In your 2024 show Between Two Suns (Los Angeles, Roberts Projects), you explored bodies “between worlds, ” states of adaptation and survival. What did you hope viewers would feel when they entered that exhibition space?

“I hoped they would feel a quiet sense of suspension; an awareness of being held in an unstable, in-between state rather than anchored to a fixed narrative. The exhibition was conceived as an experiential space that mirrors conditions of displacement, adaptation, and survival, inviting viewers to slow down and sit with uncertainty rather than resolve it.

Through the conversations the works generate, I wanted to offer a visual meditation on hybridity and the precarious balance between endurance and dissolution. By refusing the structural comfort of definitive meaning, the paintings leave room for viewers to confront their own assumptions about identity, migration, and shared space.

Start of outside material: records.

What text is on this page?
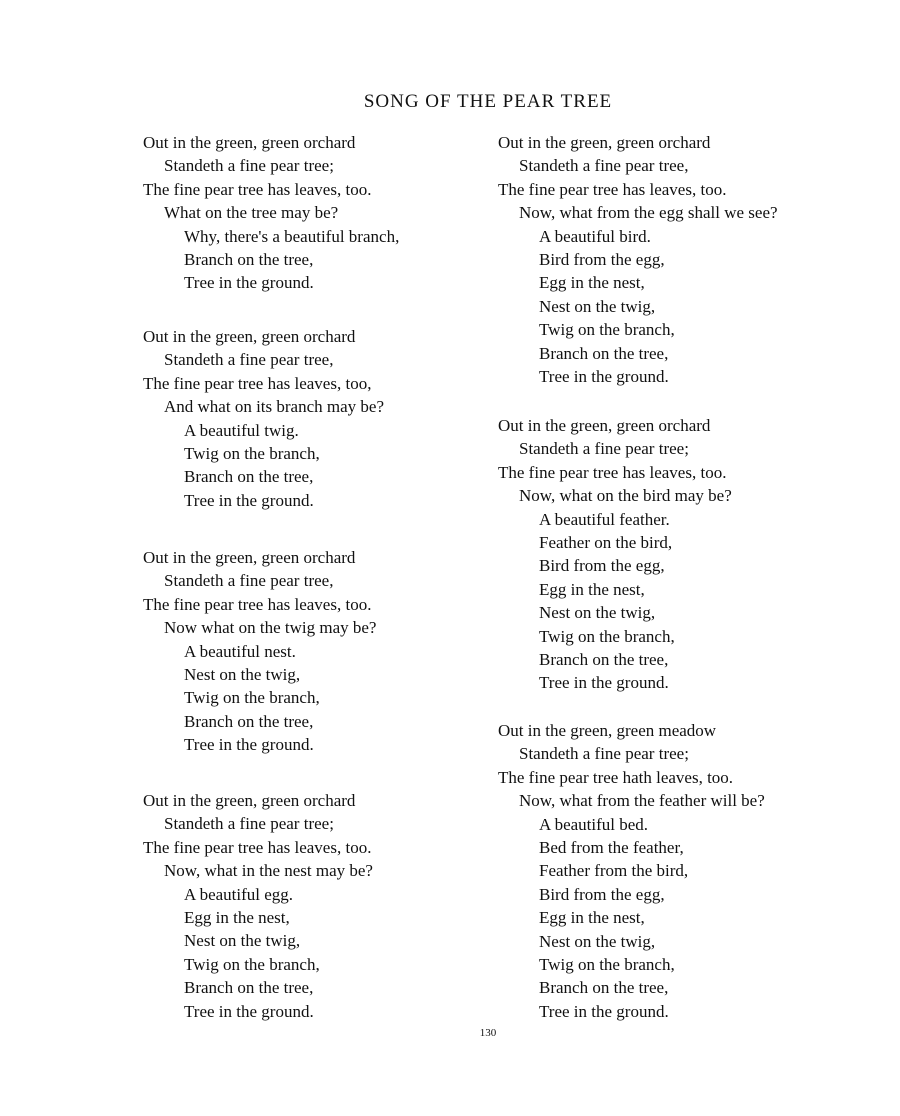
SONG OF THE PEAR TREE
Out in the green, green orchard
Standeth a fine pear tree;
The fine pear tree has leaves, too.
What on the tree may be?
Why, there's a beautiful branch,
Branch on the tree,
Tree in the ground.
Out in the green, green orchard
Standeth a fine pear tree,
The fine pear tree has leaves, too,
And what on its branch may be?
A beautiful twig.
Twig on the branch,
Branch on the tree,
Tree in the ground.
Out in the green, green orchard
Standeth a fine pear tree,
The fine pear tree has leaves, too.
Now what on the twig may be?
A beautiful nest.
Nest on the twig,
Twig on the branch,
Branch on the tree,
Tree in the ground.
Out in the green, green orchard
Standeth a fine pear tree;
The fine pear tree has leaves, too.
Now, what in the nest may be?
A beautiful egg.
Egg in the nest,
Nest on the twig,
Twig on the branch,
Branch on the tree,
Tree in the ground.
Out in the green, green orchard
Standeth a fine pear tree,
The fine pear tree has leaves, too.
Now, what from the egg shall we see?
A beautiful bird.
Bird from the egg,
Egg in the nest,
Nest on the twig,
Twig on the branch,
Branch on the tree,
Tree in the ground.
Out in the green, green orchard
Standeth a fine pear tree;
The fine pear tree has leaves, too.
Now, what on the bird may be?
A beautiful feather.
Feather on the bird,
Bird from the egg,
Egg in the nest,
Nest on the twig,
Twig on the branch,
Branch on the tree,
Tree in the ground.
Out in the green, green meadow
Standeth a fine pear tree;
The fine pear tree hath leaves, too.
Now, what from the feather will be?
A beautiful bed.
Bed from the feather,
Feather from the bird,
Bird from the egg,
Egg in the nest,
Nest on the twig,
Twig on the branch,
Branch on the tree,
Tree in the ground.
130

Ultimately, the question of what home means, or where we choose to locate it remains fluid. In my practice, these concerns are rendered through layered textures, fragmented bodies, and rhythmic compositions that echo the constant push and pull of life lived at the margins, where survival itself becomes an ongoing act of negotiation.

Luke Agada, Othered vignette, Oil on canvas, 48 x 48 in, 2025. Photo courtesy of the artist and Monique Meloche Gallery.